Campaign launched to combat job losses amongst young people

Press release: No return to the 1930s

Campaign launched to combat job losses amongst young people

Bob Crow and others give their support to the Youth Fight for Jobs

A campaign has been launched against job losses amongst young people, and a march for jobs, in the tradition of the Jarrow Marchers, has been called to the G20 on 2 April. This march will visit all 4 of the poorest boroughs in London, assembling at Camberwell Green at 9am, marching past parliament and the Bank of England, through Tower Hamlets, Hackney and Newham finishing at the G20 meeting.

This campaign has support from a wide layer of activists and trade unionists, including Bob Crow, RMT General Secretary*, Chris Kitchen, NUM General Secretary, Andrew Price, UCU Wales EC, Bernard Roome, CWU NEC, Chris Baugh, PCS Assistant General Secretary, Gary Jones, CWU NEC, Glenn Kelly, Unison NEC, Jane Aitchison, PCS DWP section President, Janice Godrich, PCS President, Jean Thorpe, Unison NEC, John McInally, PCS NEC, Onay Kasab, Unison Greenwich Branch Secretary, Katrine Williams, PCS Chair Wales & DWP GEC, Kevin Greenway, PCS NEC, Robbie Segal, Usdaw NEC, Roger Bannister, Unison NEC, Stan Herschel, RMT North East Regional Organiser*, Bob Potts, RMT NEC*, Kevin McHugh, PCS NEC, Jim Barbour, Executive Council, FBU, Northern Ireland, Dave Green, Executive Council, FBU, East Midlands, Roddy Robertson, Executive Council FBU Scotland, Phil Clarke, NUT South East Region Young Teachers rep, Helen Flanagan, PCS Young Members Committee Vice-Chair and DWP GEC, Michael Wrack, Homerton Unison Youth Officer, Matthew Wright, Stoke Unison Young Members officer, and more (all in a personal capacity except *).

Sean Figg, national organiser for the Youth Fight for Jobs, says “This campaign is being initiated to fight for young peoples’ future.

The bankers have been bailed out with billions of pounds, but former workers in Woolworths are having to sign on.

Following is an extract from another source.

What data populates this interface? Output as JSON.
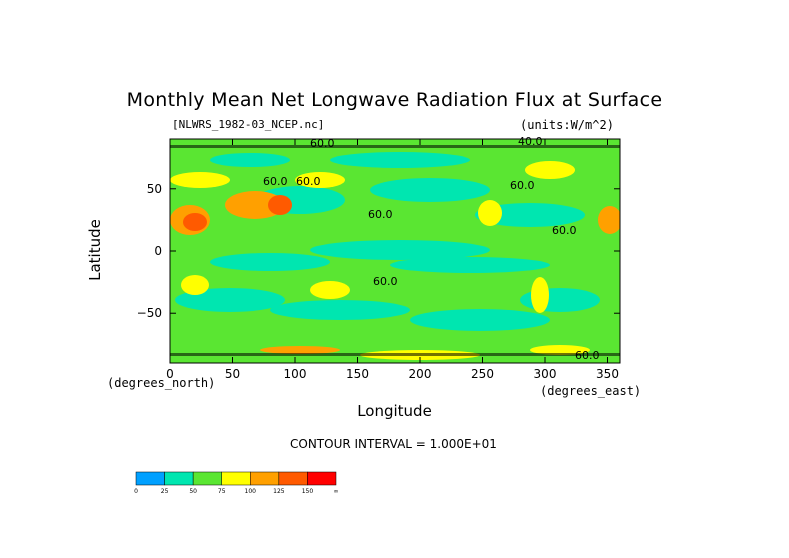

In Dundee in the Prisme Factory, workers are having to occupy their factory just to get redundancy pay.

There is anger amongst young people, and we want to fight back. Large-scale government action should be taken to alleviate unemployment and the threat of job losses.

There is an urgent need for more social workers, nurses and teachers. Just a fraction of the money used to bail out the banks could take hundreds of thousands off the dole queues and train them to carry out vital public services.

Five million people want decent public housing, but there is virtually none to be had.

But currently there are enough bricks sitting idle to rebuild Nottingham, and building workers are losing their jobs by the thousand! Why couldn’t the two be combined in a major, publicly owned, house building programme?”

“Our March for jobs to the G20 stands in the traditions of the Jarrow march and others in the 1930s.

We are demanding no return to this era of hardship, and for the right to a decent job, for training facilities, for free education and for a positive future for young people.”